Terrorismo, autopsia: l’uomo dell’aeroporto di Orly era ubriaco e drogato

Terrorismo, autopsia: l'uomo dell'aeroporto di Orly era ubriaco e drogato
Terrorismo, autopsia: l’uomo dell’aeroporto di Orly era ubriaco e drogato

PARIGI – Le presidenziali sono al rush finale ma, dopo le inchieste della magistratura sui candidati, ad occupare la scena torna l’allerta terrorismo.
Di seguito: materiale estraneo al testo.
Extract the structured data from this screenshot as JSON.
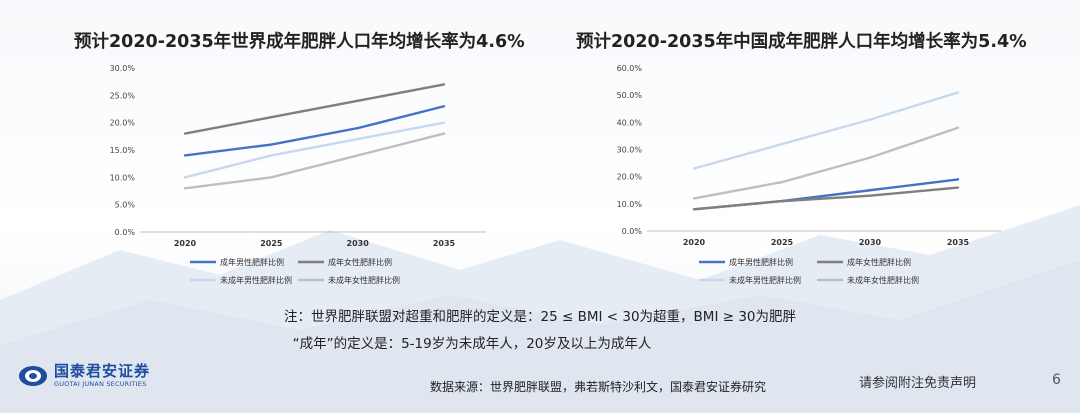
{
  "left": {
    "title": "预计2020-2035年世界成年肥胖人口年均增长率为4.6%",
    "chart_data": {
      "type": "line",
      "title": "预计2020-2035年世界成年肥胖人口年均增长率为4.6%",
      "xlabel": "",
      "ylabel": "",
      "x": [
        "2020",
        "2025",
        "2030",
        "2035"
      ],
      "ylim": [
        0,
        30
      ],
      "yticks": [
        "0.0%",
        "5.0%",
        "10.0%",
        "15.0%",
        "20.0%",
        "25.0%",
        "30.0%"
      ],
      "grid": false,
      "legend_position": "bottom",
      "series": [
        {
          "name": "成年男性肥胖比例",
          "values": [
            14,
            16,
            19,
            23
          ],
          "color": "#4472c4"
        },
        {
          "name": "成年女性肥胖比例",
          "values": [
            18,
            21,
            24,
            27
          ],
          "color": "#7f7f7f"
        },
        {
          "name": "未成年男性肥胖比例",
          "values": [
            10,
            14,
            17,
            20
          ],
          "color": "#c9d8ee"
        },
        {
          "name": "未成年女性肥胖比例",
          "values": [
            8,
            10,
            14,
            18
          ],
          "color": "#bfbfbf"
        }
      ]
    }
  },
  "right": {
    "title": "预计2020-2035年中国成年肥胖人口年均增长率为5.4%",
    "chart_data": {
      "type": "line",
      "title": "预计2020-2035年中国成年肥胖人口年均增长率为5.4%",
      "xlabel": "",
      "ylabel": "",
      "x": [
        "2020",
        "2025",
        "2030",
        "2035"
      ],
      "ylim": [
        0,
        60
      ],
      "yticks": [
        "0.0%",
        "10.0%",
        "20.0%",
        "30.0%",
        "40.0%",
        "50.0%",
        "60.0%"
      ],
      "grid": false,
      "legend_position": "bottom",
      "series": [
        {
          "name": "成年男性肥胖比例",
          "values": [
            8,
            11,
            15,
            19
          ],
          "color": "#4472c4"
        },
        {
          "name": "成年女性肥胖比例",
          "values": [
            8,
            11,
            13,
            16
          ],
          "color": "#7f7f7f"
        },
        {
          "name": "未成年男性肥胖比例",
          "values": [
            23,
            32,
            41,
            51
          ],
          "color": "#c9d8ee"
        },
        {
          "name": "未成年女性肥胖比例",
          "values": [
            12,
            18,
            27,
            38
          ],
          "color": "#bfbfbf"
        }
      ]
    }
  },
  "notes": {
    "line1": "注：世界肥胖联盟对超重和肥胖的定义是：25 ≤ BMI < 30为超重，BMI ≥ 30为肥胖",
    "line2": "“成年”的定义是：5-19岁为未成年人，20岁及以上为成年人"
  },
  "footer": {
    "logo_cn": "国泰君安证券",
    "logo_en": "GUOTAI JUNAN SECURITIES",
    "source": "数据来源：世界肥胖联盟，弗若斯特沙利文，国泰君安证券研究",
    "disclaimer": "请参阅附注免责声明",
    "page_number": "6"
  }
}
Sull‘attentato di sabato all’aeroporto di Orly, la verità arriva dall’autopsia: Ziyed Ben Belgacem era “sotto l’influsso di alcol e droga”. Il padre, in giornata, aveva anticipato: “Mio figlio non è mai stato un terrorista”. Radicalizzato? “Non veniva nemmeno alla preghiera, beveva”.    

L’improvvisa escalation di violenza e aggressività che ha colto sabato l’assalitore della pattuglia di militari a Orly sembra essere dovuta più a una esplosiva miscela di cocaina, cannabis e alcol che non alla “radicalizzazione” che già le prime affermazioni del procuratore Francois Molins sembravano escludere.
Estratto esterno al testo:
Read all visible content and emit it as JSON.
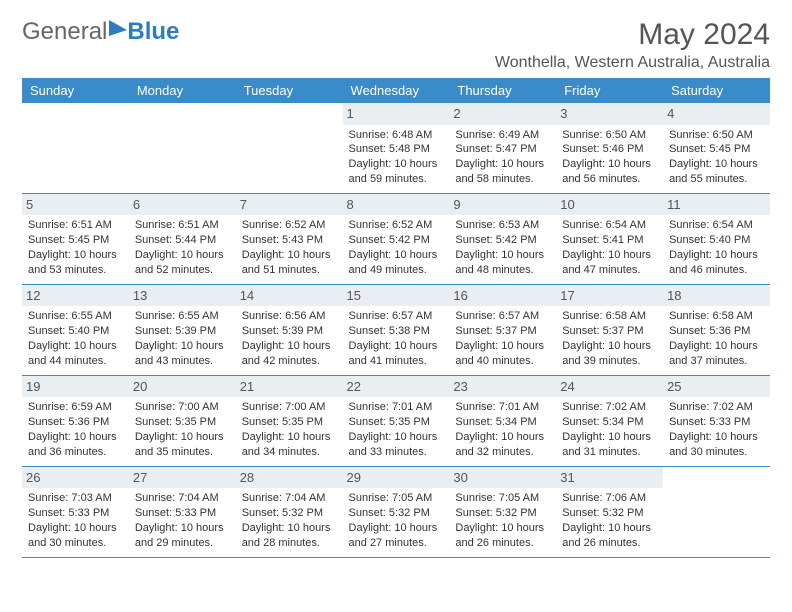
{
  "brand": {
    "part1": "General",
    "part2": "Blue"
  },
  "title": "May 2024",
  "location": "Wonthella, Western Australia, Australia",
  "colors": {
    "header_bg": "#3a8bc9",
    "header_text": "#ffffff",
    "daynum_bg": "#e9eef2",
    "rule": "#3a8bc9",
    "brand_blue": "#2e7cc0",
    "text": "#333333"
  },
  "typography": {
    "title_fontsize": 30,
    "location_fontsize": 16,
    "dayhead_fontsize": 13,
    "cell_fontsize": 11
  },
  "day_headers": [
    "Sunday",
    "Monday",
    "Tuesday",
    "Wednesday",
    "Thursday",
    "Friday",
    "Saturday"
  ],
  "weeks": [
    [
      {
        "n": "",
        "sunrise": "",
        "sunset": "",
        "daylight": ""
      },
      {
        "n": "",
        "sunrise": "",
        "sunset": "",
        "daylight": ""
      },
      {
        "n": "",
        "sunrise": "",
        "sunset": "",
        "daylight": ""
      },
      {
        "n": "1",
        "sunrise": "Sunrise: 6:48 AM",
        "sunset": "Sunset: 5:48 PM",
        "daylight": "Daylight: 10 hours and 59 minutes."
      },
      {
        "n": "2",
        "sunrise": "Sunrise: 6:49 AM",
        "sunset": "Sunset: 5:47 PM",
        "daylight": "Daylight: 10 hours and 58 minutes."
      },
      {
        "n": "3",
        "sunrise": "Sunrise: 6:50 AM",
        "sunset": "Sunset: 5:46 PM",
        "daylight": "Daylight: 10 hours and 56 minutes."
      },
      {
        "n": "4",
        "sunrise": "Sunrise: 6:50 AM",
        "sunset": "Sunset: 5:45 PM",
        "daylight": "Daylight: 10 hours and 55 minutes."
      }
    ],
    [
      {
        "n": "5",
        "sunrise": "Sunrise: 6:51 AM",
        "sunset": "Sunset: 5:45 PM",
        "daylight": "Daylight: 10 hours and 53 minutes."
      },
      {
        "n": "6",
        "sunrise": "Sunrise: 6:51 AM",
        "sunset": "Sunset: 5:44 PM",
        "daylight": "Daylight: 10 hours and 52 minutes."
      },
      {
        "n": "7",
        "sunrise": "Sunrise: 6:52 AM",
        "sunset": "Sunset: 5:43 PM",
        "daylight": "Daylight: 10 hours and 51 minutes."
      },
      {
        "n": "8",
        "sunrise": "Sunrise: 6:52 AM",
        "sunset": "Sunset: 5:42 PM",
        "daylight": "Daylight: 10 hours and 49 minutes."
      },
      {
        "n": "9",
        "sunrise": "Sunrise: 6:53 AM",
        "sunset": "Sunset: 5:42 PM",
        "daylight": "Daylight: 10 hours and 48 minutes."
      },
      {
        "n": "10",
        "sunrise": "Sunrise: 6:54 AM",
        "sunset": "Sunset: 5:41 PM",
        "daylight": "Daylight: 10 hours and 47 minutes."
      },
      {
        "n": "11",
        "sunrise": "Sunrise: 6:54 AM",
        "sunset": "Sunset: 5:40 PM",
        "daylight": "Daylight: 10 hours and 46 minutes."
      }
    ],
    [
      {
        "n": "12",
        "sunrise": "Sunrise: 6:55 AM",
        "sunset": "Sunset: 5:40 PM",
        "daylight": "Daylight: 10 hours and 44 minutes."
      },
      {
        "n": "13",
        "sunrise": "Sunrise: 6:55 AM",
        "sunset": "Sunset: 5:39 PM",
        "daylight": "Daylight: 10 hours and 43 minutes."
      },
      {
        "n": "14",
        "sunrise": "Sunrise: 6:56 AM",
        "sunset": "Sunset: 5:39 PM",
        "daylight": "Daylight: 10 hours and 42 minutes."
      },
      {
        "n": "15",
        "sunrise": "Sunrise: 6:57 AM",
        "sunset": "Sunset: 5:38 PM",
        "daylight": "Daylight: 10 hours and 41 minutes."
      },
      {
        "n": "16",
        "sunrise": "Sunrise: 6:57 AM",
        "sunset": "Sunset: 5:37 PM",
        "daylight": "Daylight: 10 hours and 40 minutes."
      },
      {
        "n": "17",
        "sunrise": "Sunrise: 6:58 AM",
        "sunset": "Sunset: 5:37 PM",
        "daylight": "Daylight: 10 hours and 39 minutes."
      },
      {
        "n": "18",
        "sunrise": "Sunrise: 6:58 AM",
        "sunset": "Sunset: 5:36 PM",
        "daylight": "Daylight: 10 hours and 37 minutes."
      }
    ],
    [
      {
        "n": "19",
        "sunrise": "Sunrise: 6:59 AM",
        "sunset": "Sunset: 5:36 PM",
        "daylight": "Daylight: 10 hours and 36 minutes."
      },
      {
        "n": "20",
        "sunrise": "Sunrise: 7:00 AM",
        "sunset": "Sunset: 5:35 PM",
        "daylight": "Daylight: 10 hours and 35 minutes."
      },
      {
        "n": "21",
        "sunrise": "Sunrise: 7:00 AM",
        "sunset": "Sunset: 5:35 PM",
        "daylight": "Daylight: 10 hours and 34 minutes."
      },
      {
        "n": "22",
        "sunrise": "Sunrise: 7:01 AM",
        "sunset": "Sunset: 5:35 PM",
        "daylight": "Daylight: 10 hours and 33 minutes."
      },
      {
        "n": "23",
        "sunrise": "Sunrise: 7:01 AM",
        "sunset": "Sunset: 5:34 PM",
        "daylight": "Daylight: 10 hours and 32 minutes."
      },
      {
        "n": "24",
        "sunrise": "Sunrise: 7:02 AM",
        "sunset": "Sunset: 5:34 PM",
        "daylight": "Daylight: 10 hours and 31 minutes."
      },
      {
        "n": "25",
        "sunrise": "Sunrise: 7:02 AM",
        "sunset": "Sunset: 5:33 PM",
        "daylight": "Daylight: 10 hours and 30 minutes."
      }
    ],
    [
      {
        "n": "26",
        "sunrise": "Sunrise: 7:03 AM",
        "sunset": "Sunset: 5:33 PM",
        "daylight": "Daylight: 10 hours and 30 minutes."
      },
      {
        "n": "27",
        "sunrise": "Sunrise: 7:04 AM",
        "sunset": "Sunset: 5:33 PM",
        "daylight": "Daylight: 10 hours and 29 minutes."
      },
      {
        "n": "28",
        "sunrise": "Sunrise: 7:04 AM",
        "sunset": "Sunset: 5:32 PM",
        "daylight": "Daylight: 10 hours and 28 minutes."
      },
      {
        "n": "29",
        "sunrise": "Sunrise: 7:05 AM",
        "sunset": "Sunset: 5:32 PM",
        "daylight": "Daylight: 10 hours and 27 minutes."
      },
      {
        "n": "30",
        "sunrise": "Sunrise: 7:05 AM",
        "sunset": "Sunset: 5:32 PM",
        "daylight": "Daylight: 10 hours and 26 minutes."
      },
      {
        "n": "31",
        "sunrise": "Sunrise: 7:06 AM",
        "sunset": "Sunset: 5:32 PM",
        "daylight": "Daylight: 10 hours and 26 minutes."
      },
      {
        "n": "",
        "sunrise": "",
        "sunset": "",
        "daylight": ""
      }
    ]
  ]
}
Ziyed, delinquente comune con precedenti per furti, rapine e spaccio, era rimasto al bar di Vitry fino alle 3 del mattino, poi era stato fermato ad alta velocità e fari spenti nei pressi di casa. Lì la reazione con la pistola a pallini contro il posto di blocco, poi il succedersi di episodi di violenza fino all’assalto ad Orly, al grido di “morire per Allah”.

I risultati dell’autopsia gettano una luce nuova sui fatti, il concatenarsi di azioni, l’escalation di violenza non sono un piano preordinato, piuttosto gli effetti di uno stato di alterazione. Il padre, in mattinata, aveva detto a Europe 1, che il figlio non era mai stato un terrorista: “L’islam? Non veniva alla preghiera, beveva. Vedete quello che possono fare alcol e droga…”.    
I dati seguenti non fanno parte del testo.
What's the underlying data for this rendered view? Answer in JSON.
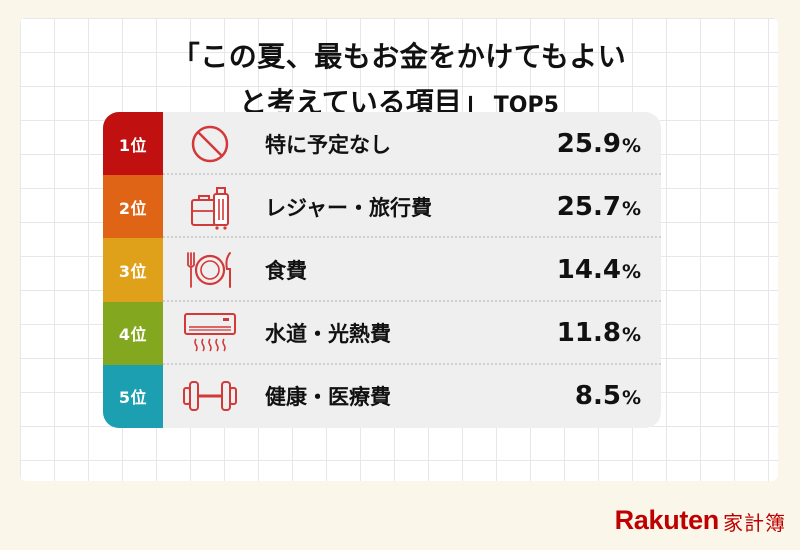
{
  "title": {
    "line1": "「この夏、最もお金をかけてもよい",
    "line2": "と考えている項目」",
    "suffix": "TOP5"
  },
  "chart_data": {
    "type": "table",
    "title": "「この夏、最もお金をかけてもよいと考えている項目」TOP5",
    "columns": [
      "rank",
      "item",
      "value"
    ],
    "rows": [
      {
        "rank": "1位",
        "item": "特に予定なし",
        "value": "25.9",
        "unit": "%",
        "color": "#c01010",
        "icon": "prohibited-icon"
      },
      {
        "rank": "2位",
        "item": "レジャー・旅行費",
        "value": "25.7",
        "unit": "%",
        "color": "#e06415",
        "icon": "luggage-icon"
      },
      {
        "rank": "3位",
        "item": "食費",
        "value": "14.4",
        "unit": "%",
        "color": "#e0a11a",
        "icon": "plate-cutlery-icon"
      },
      {
        "rank": "4位",
        "item": "水道・光熱費",
        "value": "11.8",
        "unit": "%",
        "color": "#83a81f",
        "icon": "air-conditioner-icon"
      },
      {
        "rank": "5位",
        "item": "健康・医療費",
        "value": "8.5",
        "unit": "%",
        "color": "#1c9fb0",
        "icon": "dumbbell-icon"
      }
    ],
    "values": [
      25.9,
      25.7,
      14.4,
      11.8,
      8.5
    ],
    "categories": [
      "特に予定なし",
      "レジャー・旅行費",
      "食費",
      "水道・光熱費",
      "健康・医療費"
    ]
  },
  "logo": {
    "brand": "Rakuten",
    "product": "家計簿"
  },
  "colors": {
    "accent": "#bf0000",
    "icon_stroke": "#d23a3a"
  }
}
Sul piano politico, comunque, ogni episodio che mette in discussione la sicurezza della Francia sembra giovare a Marine Le Pen, unica a non risentire negativamente delle inchieste della magistratura a suo carico.

Sabato, mentre l’aeroporto era ancora chiuso per l’aggressione ai tre militari e la reazione con l’uccisione di Belgacem, ha accusato il governo di incapacità di reagire. Nei sondaggi, però, la presidente del Front National non sembra premiata per questa politica, anzi, viene raggiunta da Emmanuel Macron, che nel suo programma non ha certo la sicurezza al primo posto. Adesso sono entrambi al 26%, un testa a testa verso il ballottaggio che sembra lo scenario più probabile a 5 settimane dal voto, anche se il rischio di un’intensificazione degli attentati apre pesanti interrogativi.

Francois Fillon, che le ultime rilevazioni danno staccatissimo dalla coppia di testa, al 17%, ha pensato bene di annunciare – dopo la raffica di inchieste a suo carico, dal Penelopegate ai vestiti regalati – un cambio di slogan della sua campagna elettorale: non più “il coraggio della verità”, che sembrerebbe una provocazione, ma “una volontà per la Francia”.

Ma è a sinistra che si sta giocando in queste ore una partita all’ultimo sangue. Il Partito socialista è in frantumi, gli elettori hanno votato alle primarie Benoit Hamon ma mezzo PS non lo sostiene, a cominciare dall’ex premier Manuel Valls, da lui sconfitto al ballottaggio: “Io traditore? – ha commentato – non è un tradimento rimanere fedele alle proprie idee”. Hamon per anni ha fatto la fronda interna contro il governo socialista, la maggior parte dei leader non glielo perdonerà.

Domenica, in un comizio a Bercy, ha provato a rilanciarsi attaccando “il partito dei quattrini, che ha troppi candidati”, e senza mai nominare i suoi bersagli, l’ex banchiere Macron e l’amico dei miliardari Fillon. Ma l’ultimo sondaggio non sembra dargli scampo, è precipitato al 12%, il livello di Jean-Luc Melenchon, il radicale di sinistra che sabato ha arringato la folla a Parigi annunciando di voler proclamare la Sesta Repubblica.